APRIL FOOLS: A win for pet owners comes at the expense of those who wish to prohibit dog presence on public beaches.
APRIL FOOLS -- After years of a well-recognized but occasionally followed dog ban on Siesta Key Beach, law enforcement officials have been told that a longstanding — albeit confusing — state statute counteracts the otherwise decades-old local tradition.
And it took a fan of TV’s “Siesta Key” to decipher the dusty Florida statute, buried within decades of re-written, stricken, and re-written legalese.
Archie Andrews, a first year law student at Florida State University, spotted what he immediately surmised was a violation of the law while watching an episode of the MTV reality series.
“This girl, Kelsey maybe, was running and jumping on the beach with this totally cool dog, and I knew that couldn’t be kosher with the local laws, ordinances and whatnot,’’ he said. “So I was going to call it in to the local State Attorney for proper prosecution, but figured I’d better know what I was talking about.’’
What Andrews found astonished him.
Section 1014.18(3) of Florida State Statute Chapter XLVIIII reads in part: “...regarding household pets legally owned, registered or otherwise co-habitating with a legal resident of the Great State of Florida shall not be disallowed in a non-prohibitive manner to accompany said owner in endeavours not barred by otherwise legal portends herewith.’’
Andrews said he got extra credit with his torts professor for figuring out that pets are actually allowed, rendering the popular stretch the county’s largest dog park.
Until now, health and bird concerns drove the “no dogs allowed” regulation on Siesta Key’s previously white sand beach.
And while some residents are all but wagging their tails at the idea of bringing their furry friends out with them again, others are left aghast at the open-ended use of the word “pet” in the statute.
“Forget dogs, what other animals will people feel entitled to bring onto the beach with them?”
“Forget dogs, what other animals will people feel entitled to bring onto the beach with them?” part-time resident Harry Growling said. “I’ve heard that some people in the state even farm peacocks.

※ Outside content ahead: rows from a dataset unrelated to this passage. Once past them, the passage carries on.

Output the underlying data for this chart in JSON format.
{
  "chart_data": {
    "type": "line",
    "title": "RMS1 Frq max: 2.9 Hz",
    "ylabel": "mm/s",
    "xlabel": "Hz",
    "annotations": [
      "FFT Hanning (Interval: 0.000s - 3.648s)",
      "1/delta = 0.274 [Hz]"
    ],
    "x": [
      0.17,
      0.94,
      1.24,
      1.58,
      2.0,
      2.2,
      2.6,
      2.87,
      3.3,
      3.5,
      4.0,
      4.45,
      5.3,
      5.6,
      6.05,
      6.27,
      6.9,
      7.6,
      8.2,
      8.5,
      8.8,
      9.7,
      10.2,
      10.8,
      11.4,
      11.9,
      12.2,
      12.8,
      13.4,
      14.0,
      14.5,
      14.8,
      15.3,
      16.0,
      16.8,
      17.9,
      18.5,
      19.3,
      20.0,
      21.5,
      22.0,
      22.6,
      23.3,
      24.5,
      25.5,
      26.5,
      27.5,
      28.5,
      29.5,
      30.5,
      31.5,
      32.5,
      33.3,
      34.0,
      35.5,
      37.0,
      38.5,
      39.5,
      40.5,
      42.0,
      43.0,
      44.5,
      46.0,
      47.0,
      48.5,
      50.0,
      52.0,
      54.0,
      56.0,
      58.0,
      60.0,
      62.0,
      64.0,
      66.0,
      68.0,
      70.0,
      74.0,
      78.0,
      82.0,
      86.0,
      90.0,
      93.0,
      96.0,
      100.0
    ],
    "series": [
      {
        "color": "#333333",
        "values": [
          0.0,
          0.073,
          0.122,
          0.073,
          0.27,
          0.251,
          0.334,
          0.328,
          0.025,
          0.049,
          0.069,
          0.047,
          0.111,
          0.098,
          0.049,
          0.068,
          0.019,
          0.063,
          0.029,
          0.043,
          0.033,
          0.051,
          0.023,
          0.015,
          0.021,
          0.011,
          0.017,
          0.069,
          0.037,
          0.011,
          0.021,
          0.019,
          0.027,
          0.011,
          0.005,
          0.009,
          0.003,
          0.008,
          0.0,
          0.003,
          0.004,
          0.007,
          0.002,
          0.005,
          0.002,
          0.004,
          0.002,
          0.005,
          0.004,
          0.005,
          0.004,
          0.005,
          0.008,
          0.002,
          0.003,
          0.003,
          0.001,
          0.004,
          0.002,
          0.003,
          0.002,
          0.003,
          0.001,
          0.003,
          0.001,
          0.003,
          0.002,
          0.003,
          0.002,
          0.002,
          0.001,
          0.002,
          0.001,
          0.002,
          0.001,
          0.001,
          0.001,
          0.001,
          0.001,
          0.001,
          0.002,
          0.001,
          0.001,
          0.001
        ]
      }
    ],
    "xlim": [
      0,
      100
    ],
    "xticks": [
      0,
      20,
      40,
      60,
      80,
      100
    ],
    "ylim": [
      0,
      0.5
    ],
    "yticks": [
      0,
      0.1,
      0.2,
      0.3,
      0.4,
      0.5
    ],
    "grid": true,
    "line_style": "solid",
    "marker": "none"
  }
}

Can you imagine a peacock on our beach? This is opening the door to madness!”
Others, however, see the relaxed regulation as an opportunity for local businesses to thrive.
“You know, I think I’m going to open my own leash kiosk on the beach,” said another local resident and entrepreneur, Collie Canis. “Short leashes for small dogs, longer ones for big dogs.”
Following the announcement, many residents decided to petition for a greater sense of control over the expanse of public beach.
But it may not be that simple.
In response, the Siesta Key Pet Coalition has announced it will be hosting regular seminars on proper public etiquette for pets starting Monday, April 1.
“We understand that pet behavior is going to be a major concern for a lot of people who are out on the beach with their friends and families,” SKPC spokesperson Birdie Shepherd wrote in a release. “And we’re just paw-sitively excited to help you help your pets.”